Migrations
Traditional centralized databases are versioned and updated using migration scripts. However, this approach isn't practical for local-first databases. Migration scripts can be slow when processing large amounts of local data, and if a migration fails, there's no centralized database to fix—each failed instance would need to be repaired individually.
For these reasons, Evolu embraces a version-less append-only schema—the same pattern as GraphQL schema design. Facebook adopted this pattern to maintain a single endpoint for countless clients, including those that had not been updated for years. Evolu applies this principle to local-first databases, ensuring compatibility across all versions.
Append only schema
Once an Evolu app is released, the existing database schema must remain unchanged. That means:
- No renaming tables
- No renaming columns
- No changing column types
This is important because there's always a chance that some data has already been created using the previous schema. Changing it would break compatibility.
Instead of migrations, simply add new tables and columns to the existing schema. Newer app code must keep already existing tables and columns in the schema (don't delete them) and continue using them when receiving data from previous app versions. For example, if you replace a string address column with an addressId column (because we have a new address table), the app should use addressId when present, and fall back to address when it's not.
This append-only approach raises an important question: if new tables and columns can be added over time and obsolete ones can stop being used at all, how should Evolu apps handle that? The answer is another GraphQL schema design pattern—nullability.
Nullability
To understand how Evolu handles nullability, let's look at a simple schema:
schema.ts
const TodoId = id("Todo");
const Schema = {
todo: {
id: TodoId,
title: NonEmptyString100,
isCompleted: nullOr(SqliteBoolean),
},
};
In this schema, id and title columns are not nullable, while isCompleted is nullable (it may have been added later, or it's just not required when a new todo is inserted).
However, even though title is not nullable—which is enforced in mutations—Evolu treats it as nullable when writing queries. This forces developers to explicitly define the shape they want.
query.ts
// Evolu uses Kysely for type-safe SQL (https://kysely.dev/).
const todosQuery = evolu.createQuery((db) =>
db
// Type-safe SQL: try autocomplete for table and column names.
.selectFrom("todo")
.select(["id", "title", "isCompleted"])
// Soft delete: filter out deleted rows.
.where("isDeleted", "is not", sqliteTrue)
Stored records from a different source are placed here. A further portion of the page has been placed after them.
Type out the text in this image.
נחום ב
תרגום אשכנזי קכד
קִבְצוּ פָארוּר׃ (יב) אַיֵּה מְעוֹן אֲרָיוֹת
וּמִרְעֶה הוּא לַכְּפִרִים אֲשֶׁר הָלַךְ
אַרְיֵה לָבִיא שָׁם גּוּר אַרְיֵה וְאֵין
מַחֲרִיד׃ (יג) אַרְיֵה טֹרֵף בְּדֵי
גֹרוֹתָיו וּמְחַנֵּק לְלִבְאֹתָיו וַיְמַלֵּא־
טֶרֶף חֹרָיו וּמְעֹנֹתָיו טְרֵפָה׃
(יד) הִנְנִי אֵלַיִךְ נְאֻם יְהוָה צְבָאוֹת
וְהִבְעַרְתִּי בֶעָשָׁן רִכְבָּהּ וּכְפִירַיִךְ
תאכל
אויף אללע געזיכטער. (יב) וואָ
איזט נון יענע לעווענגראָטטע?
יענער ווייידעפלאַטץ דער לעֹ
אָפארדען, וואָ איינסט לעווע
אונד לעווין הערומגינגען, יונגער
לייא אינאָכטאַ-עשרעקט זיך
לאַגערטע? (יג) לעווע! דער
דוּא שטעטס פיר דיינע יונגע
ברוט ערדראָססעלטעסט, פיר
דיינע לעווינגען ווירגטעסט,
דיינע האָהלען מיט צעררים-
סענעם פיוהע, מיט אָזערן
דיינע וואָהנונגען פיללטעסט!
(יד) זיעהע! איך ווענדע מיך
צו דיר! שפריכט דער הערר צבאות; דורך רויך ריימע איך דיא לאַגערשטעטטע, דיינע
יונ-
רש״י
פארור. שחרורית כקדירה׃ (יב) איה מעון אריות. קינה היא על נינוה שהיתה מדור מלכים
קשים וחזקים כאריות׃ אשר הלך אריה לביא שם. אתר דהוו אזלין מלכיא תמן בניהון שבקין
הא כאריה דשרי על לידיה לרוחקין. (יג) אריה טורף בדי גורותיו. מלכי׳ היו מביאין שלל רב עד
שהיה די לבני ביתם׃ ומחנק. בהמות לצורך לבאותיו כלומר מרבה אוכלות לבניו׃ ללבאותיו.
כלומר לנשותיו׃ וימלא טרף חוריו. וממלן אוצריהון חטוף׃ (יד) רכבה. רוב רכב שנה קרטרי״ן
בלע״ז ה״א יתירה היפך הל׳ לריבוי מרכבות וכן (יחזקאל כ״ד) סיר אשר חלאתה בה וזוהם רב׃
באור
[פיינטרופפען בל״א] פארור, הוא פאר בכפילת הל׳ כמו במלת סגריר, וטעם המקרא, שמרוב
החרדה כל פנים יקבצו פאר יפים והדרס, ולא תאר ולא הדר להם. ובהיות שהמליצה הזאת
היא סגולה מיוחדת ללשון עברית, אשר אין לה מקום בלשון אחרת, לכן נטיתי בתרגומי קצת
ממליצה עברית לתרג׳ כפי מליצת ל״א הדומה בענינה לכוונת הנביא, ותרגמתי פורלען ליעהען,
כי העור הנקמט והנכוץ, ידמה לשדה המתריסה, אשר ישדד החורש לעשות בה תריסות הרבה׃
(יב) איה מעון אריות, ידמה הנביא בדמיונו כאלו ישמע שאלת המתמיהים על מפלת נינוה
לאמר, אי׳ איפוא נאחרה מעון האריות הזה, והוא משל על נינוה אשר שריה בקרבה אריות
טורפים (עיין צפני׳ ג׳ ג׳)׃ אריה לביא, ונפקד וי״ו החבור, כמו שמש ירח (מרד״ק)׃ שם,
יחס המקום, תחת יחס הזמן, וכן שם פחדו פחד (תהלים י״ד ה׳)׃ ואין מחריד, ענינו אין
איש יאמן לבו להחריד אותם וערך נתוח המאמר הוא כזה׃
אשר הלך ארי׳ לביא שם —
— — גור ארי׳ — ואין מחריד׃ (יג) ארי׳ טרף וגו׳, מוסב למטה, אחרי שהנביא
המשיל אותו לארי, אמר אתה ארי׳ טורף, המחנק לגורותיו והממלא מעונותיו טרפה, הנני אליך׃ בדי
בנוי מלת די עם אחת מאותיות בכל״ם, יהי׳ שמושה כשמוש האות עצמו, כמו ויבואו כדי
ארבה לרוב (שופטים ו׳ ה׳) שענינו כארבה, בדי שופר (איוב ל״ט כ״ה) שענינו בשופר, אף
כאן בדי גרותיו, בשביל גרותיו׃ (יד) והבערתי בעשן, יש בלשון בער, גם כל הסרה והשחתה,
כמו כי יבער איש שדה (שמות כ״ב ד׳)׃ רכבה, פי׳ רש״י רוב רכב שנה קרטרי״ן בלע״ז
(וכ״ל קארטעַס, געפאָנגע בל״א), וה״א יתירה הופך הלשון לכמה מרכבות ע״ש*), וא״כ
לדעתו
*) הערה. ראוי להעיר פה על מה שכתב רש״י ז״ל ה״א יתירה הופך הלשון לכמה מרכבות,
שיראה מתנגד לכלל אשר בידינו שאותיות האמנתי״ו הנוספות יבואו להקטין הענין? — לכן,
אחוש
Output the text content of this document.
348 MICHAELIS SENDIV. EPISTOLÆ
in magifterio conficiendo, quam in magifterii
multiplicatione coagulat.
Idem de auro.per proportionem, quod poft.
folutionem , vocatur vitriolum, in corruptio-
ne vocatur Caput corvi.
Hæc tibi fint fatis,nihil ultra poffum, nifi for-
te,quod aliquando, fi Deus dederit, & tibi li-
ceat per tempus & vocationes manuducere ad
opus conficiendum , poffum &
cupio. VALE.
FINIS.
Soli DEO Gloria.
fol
// Like with GraphQL, all columns except id are nullable in queries
// (even if defined without nullOr in the schema) to allow schema
// evolution without migrations. Filter nulls with where + $narrowType.
.where("title", "is not", null)
.$narrowType<{ title: kysely.NotNull }>()
// Columns createdAt, updatedAt, isDeleted are auto-added to all tables.
.orderBy("createdAt"),
);
This approach ensures data integrity even when CRDT messages arrive out of order. For example, a message deleting a todo might arrive before the message creating it. By explicitly filtering for the shape the current app expects, only valid rows—or rows the current version of the app can handle—are selected from the database.
Just like schemas, queries must be append-only as well. If we stop querying obsolete columns or tables, older data using those columns will suddenly disappear from the results.